Mangroves -- whose twisted, exposed roots grace coastlines in more than 100 countries -- confer many benefits on humans living in their midst.
The brackish tidal waters in which the trees thrive are a natural nursery for dozens of species of fish and shrimp essential to commercial fisheries around the world.
Another major "ecosystem service," in the jargon of environmental science, is protection from hurricanes and storm surges.
Cyclone Nargis, which killed 138,000 people in Myanmar in 2008, would have been less deadly, experts say, if half the country's mangroves had not been ripped up for wood or to make way for shrimp farms.
Daniel Donato of the US Department of Agriculture's Forest Service in Hilo, Hawaii and an international team of researchers examined the carbon content in 25 mangroves scattered across the Indo-Pacific region.

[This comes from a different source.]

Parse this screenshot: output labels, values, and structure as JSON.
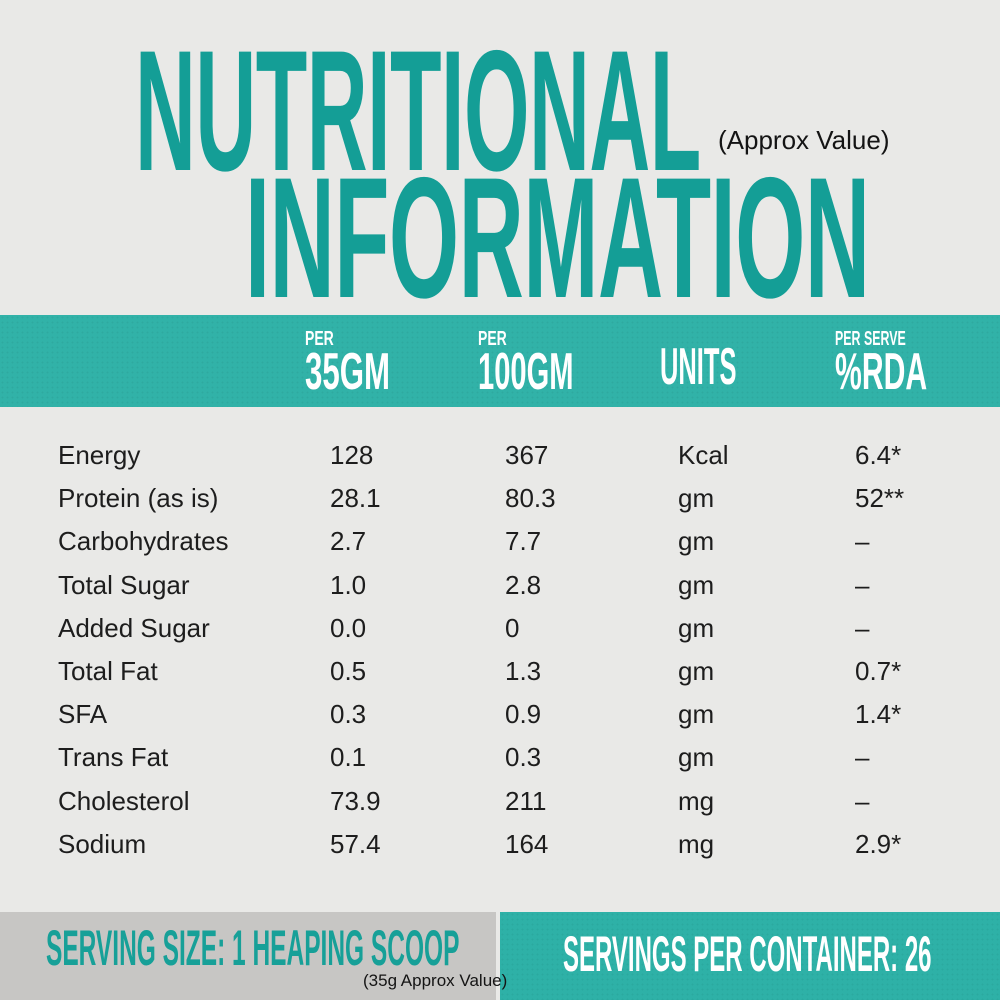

The trees stored atmospheric CO2 just as well as land-based tropical forests, they found. Below the water line, they were even more efficient, hoarding five times more carbon over the same surface area.
"Mangroves are among the most carbon-rich forests in the tropics," Donato and his colleagues said in the study, published in Nature Geoscience.
In a companion commentary, Steven Bouillon from the Katholieke Universiteit Leuven in Belgium said the carbon inventory uncovered by the study "provides a strong incentive to consider mangrove ecosystems as priority areas for conservation."